Case Presentation: An 85-year-old female with a history of insulin-dependent diabetes, chronic kidney disease, and pemphigus vulgaris presented with four days of dyspnea and non-productive cough. History was significant for recent rituximab infusions and chronic prednisone therapy for pemphigus. On presentation to the ED, the patient was noted to be hypoxic to SpO2 84% on room air and required supplemental O2 of 4-6L via nasal canula. Inspiratory crackles were heard in the bilateral lower lung fields. Chest x-ray revealed ill-defined ground-glass opacities in the perihilar and basilar lungs. The patient received empiric treatment for community-acquired pneumonia (CAP) without improvement.Social history of prior bird ownership and persistent hypoxic respiratory failure despite CAP treatment raised suspicion for interstitial lung disease. High-resolution CT of the chest was performed and demonstrated indistinct ground-glass opacities with upper lobe predominance and areas of mosaic attenuation, raising concern for pneumocystis pneumonia (PJP). Empiric trimethoprim-sulfamethoxazole and high-dose prednisone for suspected PJP was initiated while awaiting confirmatory testing. Bronchoalveolar lavage (BAL) fungal panel initially returned positive for galactomannan antigen, and treatment was changed to liposomal amphotericin B for presumed aspergillosis or histoplasmosis. Two days later, BAL PCR analysis returned positive for Pneumocystis jirovecii, confirming diagnosis of PJP. Subsequent serum studies ruled out aspergillosis and histoplasmosis, and the BAL galactomannan result was deemed to be a false-positive. The patient was eventually discharged following resolution of hypoxia and cough on day 22 of admission to finish a 21-day course of PJP treatment.

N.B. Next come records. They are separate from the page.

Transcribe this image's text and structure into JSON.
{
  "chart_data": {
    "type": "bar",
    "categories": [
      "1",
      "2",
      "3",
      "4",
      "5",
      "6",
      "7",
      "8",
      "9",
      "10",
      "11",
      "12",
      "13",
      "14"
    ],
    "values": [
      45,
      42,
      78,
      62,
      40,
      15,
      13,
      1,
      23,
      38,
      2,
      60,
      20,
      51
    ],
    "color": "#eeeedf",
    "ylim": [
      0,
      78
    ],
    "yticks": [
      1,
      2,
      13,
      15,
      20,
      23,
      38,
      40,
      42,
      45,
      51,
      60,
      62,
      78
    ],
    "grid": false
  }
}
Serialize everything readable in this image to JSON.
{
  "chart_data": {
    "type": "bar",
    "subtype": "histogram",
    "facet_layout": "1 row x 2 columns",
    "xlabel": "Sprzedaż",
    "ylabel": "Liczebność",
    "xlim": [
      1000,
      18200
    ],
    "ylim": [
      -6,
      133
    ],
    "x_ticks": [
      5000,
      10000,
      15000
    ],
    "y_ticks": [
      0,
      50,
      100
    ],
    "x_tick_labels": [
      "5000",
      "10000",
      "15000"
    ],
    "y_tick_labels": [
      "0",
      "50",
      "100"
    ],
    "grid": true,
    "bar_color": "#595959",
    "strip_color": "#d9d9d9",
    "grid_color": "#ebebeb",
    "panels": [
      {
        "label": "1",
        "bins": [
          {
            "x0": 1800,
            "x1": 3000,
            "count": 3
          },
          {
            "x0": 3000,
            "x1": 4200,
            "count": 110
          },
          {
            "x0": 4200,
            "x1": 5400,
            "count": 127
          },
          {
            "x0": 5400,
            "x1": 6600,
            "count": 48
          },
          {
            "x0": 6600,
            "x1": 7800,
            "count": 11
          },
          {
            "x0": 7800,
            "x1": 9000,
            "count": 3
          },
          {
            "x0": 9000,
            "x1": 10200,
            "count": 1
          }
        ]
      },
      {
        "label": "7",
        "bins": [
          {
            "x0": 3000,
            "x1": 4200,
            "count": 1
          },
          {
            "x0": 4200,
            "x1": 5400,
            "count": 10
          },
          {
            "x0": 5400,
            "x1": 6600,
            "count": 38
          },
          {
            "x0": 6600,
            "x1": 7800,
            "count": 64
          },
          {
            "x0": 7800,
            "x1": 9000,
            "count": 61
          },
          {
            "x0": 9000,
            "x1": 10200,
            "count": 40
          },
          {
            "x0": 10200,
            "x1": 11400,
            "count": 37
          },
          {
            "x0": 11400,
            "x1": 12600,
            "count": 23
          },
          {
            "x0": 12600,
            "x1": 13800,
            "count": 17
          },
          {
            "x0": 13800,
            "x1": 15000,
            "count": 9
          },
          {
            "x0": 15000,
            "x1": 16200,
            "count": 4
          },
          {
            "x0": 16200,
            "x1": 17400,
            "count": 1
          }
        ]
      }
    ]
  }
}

Discussion: Pneumocystis jirovecii pneumonia has historically been associated with underlying HIV infection and CD4 cell counts < 200 cells/μL. However, improvements in anti-retroviral therapy and routine prophylaxis have led to decreased prevalence among HIV-positive individuals. Conversely, PJP incidence has risen among HIV-negative populations due to increased use of immunosuppressive agents for various conditions. Additionally, HIV-negative patients with PJP have a greater estimated mortality compared to HIV-positive patients (1,2).The reason for this discrepancy in illness severity is multifactorial. Firstly, the higher burden of organisms found in HIV-positive patients allows for easier identification of pneumocystis via microscopy. This, along with higher degree of clinical suspicion in HIV-positive patients, may prompt earlier diagnosis and treatment. Second, HIV-negative patients are found to have significantly higher levels of intra-alveolar neutrophilic infiltrates which correlate with more severe lung disease and lower arterial oxygen tension (3).
Conclusions: This case highlights the importance of maintaining a high suspicion for PJP in HIV-negative patients that may be immunocompromised from another condition or treatment. Prior exposure to prednisone and rituximab were important clinical clues as these immunosuppressants have been shown to increase susceptibility to PJP (4). Interestingly, anti-CD20 therapy alone has been shown to increase PJP risk in some cases (5). Given the presence of symptomatic hypoxia on presentation, and propensity for fulminant PJP in HIV-negative patients, empiric treatment prior to diagnostic confirmation was instrumental in averting a poor outcome in this case.